After reviewing the findings of fact, we find that the trial court made sufficient findings as to the value at separation of all marital properties. In addition, the findings as to post-separation payment of marital debt, appreciation in the value of two limited partnerships and the gift of stock to the parties’ children are sufficient. As this court has previously stated, the general rule is that “[u]pon appellate review of a case heard without a jury the trial court’s findings of fact are conclusive on appeal if there is evidence to support them, even though the evidence might sustain a finding to the contrary.” Draughon v. Draughon, 82 N.C. App. 738, 740, 347 S.E.2d 871, 872 (1986), cert. denied, 319 N.C. 103, 353 S.E.2d 107 (1987) (citations omitted).
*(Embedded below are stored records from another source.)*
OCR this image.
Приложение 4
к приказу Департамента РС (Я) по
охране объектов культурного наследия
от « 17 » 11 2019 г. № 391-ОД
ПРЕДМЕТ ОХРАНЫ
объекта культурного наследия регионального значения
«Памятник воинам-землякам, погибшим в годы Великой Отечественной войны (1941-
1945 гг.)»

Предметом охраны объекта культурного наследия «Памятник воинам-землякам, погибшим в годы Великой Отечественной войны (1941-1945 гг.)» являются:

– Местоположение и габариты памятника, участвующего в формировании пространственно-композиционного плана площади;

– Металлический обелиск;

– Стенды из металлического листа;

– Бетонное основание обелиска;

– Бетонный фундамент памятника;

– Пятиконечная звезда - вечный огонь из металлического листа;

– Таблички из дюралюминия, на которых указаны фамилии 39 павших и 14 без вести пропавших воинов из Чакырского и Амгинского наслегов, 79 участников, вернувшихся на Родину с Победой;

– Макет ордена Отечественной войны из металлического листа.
The trial court did not, however, make findings as to the post-separation depreciation in the value of defendant’s interest in three partnerships and the post-separation depreciation of the Peeler stock account. As discussed previously, findings as to these and other factors must be made and considered pursuant to N.C.G.S. § 50-20(c)(lla) or (12) when evidence concerning them is introduced, in determining whether marital property has been equitably divided. Truesdale, 89 N.C. App. at 450, 336 S.E.2d at 516.
The trial court stated that it “considered all of the factors set out in statute [sic] and . . . determined that an equal division by using net value of all marital property as of the date of separation would be equitable in this case.” This conclusion, even taken in conjunction with the court’s findings of fact, does not provide this Court with the information necessary for appellate review. Armstrong, 322 N.C. at 406, 368 S.E.2d at 600.
Here, the court made insufficient findings to show that it considered the evidence that was presented under the distributional factors of N.C.G.S. § 50-20(c). Specifically, we hold that the court made insufficient findings as to the post-separation depreciation in the value of defendant’s partnership interest and the value of the Peeler stock account.
We have examined defendant’s remaining assignment of error and find it to be without merit.
The order of equitable distribution is vacated and the matter is remanded to the trial court for further proceedings in accordance with this opinion.
Chief Judge HEDRICK and Judge LEWIS concur.